Navigation – Plan du site

AccueilNuméros114Comptes rendusPablo Emilio Pérez-Mallaína, Las ...

Comptes rendus

Pablo Emilio Pérez-Mallaína, Las atarazanas de Sevilla

Editorial Universidad de Sevilla-Ayuntamiento de Sevilla-ICAS-Diputación de Sevilla, Sevilla, 2019, 773 p.
Michel Bertrand
p. 171-173
Référence(s) :

Pablo Emilio Pérez-Mallaína, Las atarazanas de Sevilla, Editorial Universidad de Sevilla-Ayuntamiento de Sevilla-ICAS-Diputación de Sevilla, Sevilla, 2019, 773 p.

Texte intégral

1Le grand spécialiste de l’histoire de la mer et de ses gens, internationalement reconnu, qu’est Pablo Emilio Pérez-Mallaína aborde, avec ce nouveau livre, un aspect jusqu’alors assez négligé par les spécialistes de l’histoire maritime pluriséculaire de Séville.
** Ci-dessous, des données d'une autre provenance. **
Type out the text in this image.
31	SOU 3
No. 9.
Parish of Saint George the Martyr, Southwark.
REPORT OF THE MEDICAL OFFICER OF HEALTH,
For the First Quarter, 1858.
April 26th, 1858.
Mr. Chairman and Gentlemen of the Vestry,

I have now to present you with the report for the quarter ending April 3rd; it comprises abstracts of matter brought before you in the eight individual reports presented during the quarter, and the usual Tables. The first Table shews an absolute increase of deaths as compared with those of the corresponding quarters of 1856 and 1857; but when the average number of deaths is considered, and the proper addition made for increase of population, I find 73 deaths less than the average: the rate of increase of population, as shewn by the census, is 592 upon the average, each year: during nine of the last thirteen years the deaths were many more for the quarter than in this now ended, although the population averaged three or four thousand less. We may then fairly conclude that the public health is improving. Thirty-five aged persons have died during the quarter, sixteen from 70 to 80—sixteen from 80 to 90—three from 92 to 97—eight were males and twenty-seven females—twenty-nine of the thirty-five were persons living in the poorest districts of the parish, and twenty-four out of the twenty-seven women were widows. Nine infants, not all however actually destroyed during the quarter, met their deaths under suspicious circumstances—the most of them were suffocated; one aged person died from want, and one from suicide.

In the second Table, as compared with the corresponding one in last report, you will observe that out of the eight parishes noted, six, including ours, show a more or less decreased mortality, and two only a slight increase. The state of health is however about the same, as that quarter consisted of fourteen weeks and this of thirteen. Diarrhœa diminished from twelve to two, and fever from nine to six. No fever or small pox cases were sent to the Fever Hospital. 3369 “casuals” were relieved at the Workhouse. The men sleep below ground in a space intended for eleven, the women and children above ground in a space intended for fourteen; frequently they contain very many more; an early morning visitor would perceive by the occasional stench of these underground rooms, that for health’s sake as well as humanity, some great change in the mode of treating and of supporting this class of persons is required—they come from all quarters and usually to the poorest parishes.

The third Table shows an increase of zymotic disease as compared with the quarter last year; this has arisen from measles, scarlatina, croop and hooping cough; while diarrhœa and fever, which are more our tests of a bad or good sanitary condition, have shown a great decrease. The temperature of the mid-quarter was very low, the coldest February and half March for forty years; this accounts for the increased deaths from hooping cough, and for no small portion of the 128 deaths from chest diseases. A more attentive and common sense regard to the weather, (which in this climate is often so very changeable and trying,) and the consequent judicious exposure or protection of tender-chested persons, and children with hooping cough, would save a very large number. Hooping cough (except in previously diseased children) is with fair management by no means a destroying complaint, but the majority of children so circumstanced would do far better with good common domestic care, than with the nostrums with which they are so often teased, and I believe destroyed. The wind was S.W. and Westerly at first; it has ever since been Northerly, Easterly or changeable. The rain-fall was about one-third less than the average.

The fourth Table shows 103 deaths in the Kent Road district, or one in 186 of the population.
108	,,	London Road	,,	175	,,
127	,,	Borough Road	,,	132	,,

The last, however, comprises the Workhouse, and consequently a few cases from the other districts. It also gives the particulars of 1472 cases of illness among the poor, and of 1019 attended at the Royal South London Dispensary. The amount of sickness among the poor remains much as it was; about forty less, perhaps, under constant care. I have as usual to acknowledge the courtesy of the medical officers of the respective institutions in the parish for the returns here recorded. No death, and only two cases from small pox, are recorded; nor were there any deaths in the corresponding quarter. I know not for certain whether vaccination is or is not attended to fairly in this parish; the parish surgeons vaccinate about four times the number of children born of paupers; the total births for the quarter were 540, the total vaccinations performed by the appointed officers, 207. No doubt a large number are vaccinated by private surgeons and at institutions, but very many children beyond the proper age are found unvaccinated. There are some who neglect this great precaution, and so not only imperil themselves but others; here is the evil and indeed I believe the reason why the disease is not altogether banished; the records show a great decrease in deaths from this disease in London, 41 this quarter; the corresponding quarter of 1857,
Pourtant, les atarazanas de la ville – immense ensemble de constructions à usage « industriel » autant que militaire dont l’origine remonte au xiiie siècle – ne sont rien moins que l’Arsenal des Galères du port. Ces dernières, qui avaient pour mission d’assurer le contrôle du détroit de Gibraltar, entretiennent un lien fort avec l’histoire maritime de la ville. Simple lieu de construction et de maintenance de ces navires de guerre au rôle stratégique jusqu’à la fin du Moyen Âge, elles voient leur fonction changer radicalement en 1493 lors du retour triomphant de Christophe Colomb de son premier voyage aux Indes. À compter de cette date, et alors que le rôle des galères décline progressivement tout au long du xvie siècle, l’histoire des atarazanas sévillanes change de cap : dorénavant, elles incarnent par excellence l’espace urbain que la ville dédie aux relations transatlantiques.
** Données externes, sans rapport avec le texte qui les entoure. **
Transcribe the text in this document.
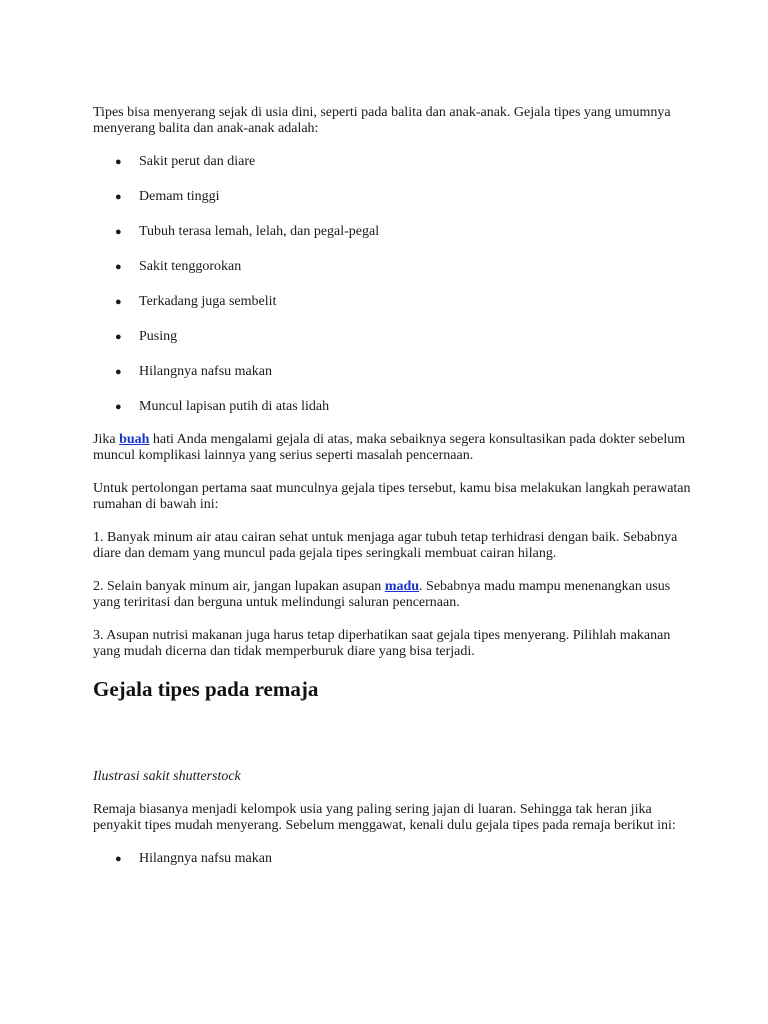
Tipes bisa menyerang sejak di usia dini, seperti pada balita dan anak-anak. Gejala tipes yang umumnya menyerang balita dan anak-anak adalah:

● Sakit perut dan diare
● Demam tinggi
● Tubuh terasa lemah, lelah, dan pegal-pegal
● Sakit tenggorokan
● Terkadang juga sembelit
● Pusing
● Hilangnya nafsu makan
● Muncul lapisan putih di atas lidah

Jika buah hati Anda mengalami gejala di atas, maka sebaiknya segera konsultasikan pada dokter sebelum muncul komplikasi lainnya yang serius seperti masalah pencernaan.

Untuk pertolongan pertama saat munculnya gejala tipes tersebut, kamu bisa melakukan langkah perawatan rumahan di bawah ini:

1. Banyak minum air atau cairan sehat untuk menjaga agar tubuh tetap terhidrasi dengan baik. Sebabnya diare dan demam yang muncul pada gejala tipes seringkali membuat cairan hilang.

2. Selain banyak minum air, jangan lupakan asupan madu. Sebabnya madu mampu menenangkan usus yang teriritasi dan berguna untuk melindungi saluran pencernaan.

3. Asupan nutrisi makanan juga harus tetap diperhatikan saat gejala tipes menyerang. Pilihlah makanan yang mudah dicerna dan tidak memperburuk diare yang bisa terjadi.

Gejala tipes pada remaja

Ilustrasi sakit shutterstock

Remaja biasanya menjadi kelompok usia yang paling sering jajan di luaran. Sehingga tak heran jika penyakit tipes mudah menyerang. Sebelum menggawat, kenali dulu gejala tipes pada remaja berikut ini:

● Hilangnya nafsu makan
2Dès sa création en 1503, la Casa de la Contratación s’installe dans ces immenses entrepôts situés sur les berges du Guadalquivir couvrant une surface supérieure à 62 000 m2. Même si elle n’y reste pas – elle est rapidement déplacée dans les Reales Alcazares –, ces hangars n’en deviennent pas moins le lieu où les marchandises, arrivant de ou en partance pour l’Amérique, sont entreposées et placées sous la surveillance des Alcaídes de l’Alcazar de Séville. Ces milliers de mètres carrés disponibles, remarquablement situés et dotés d’un accès direct au port, se revalorisent aussitôt. Leurs responsables se chargent de les louer fort cher à tous ceux qui s’intéressent ou participent au commerce colonial. Bien plus même, ils n’hésitent pas à transformer ces vastes terrains en lieux d’habitation, profitant de la vigueur d’une demande suscitée par une activité économique rapidement florissante.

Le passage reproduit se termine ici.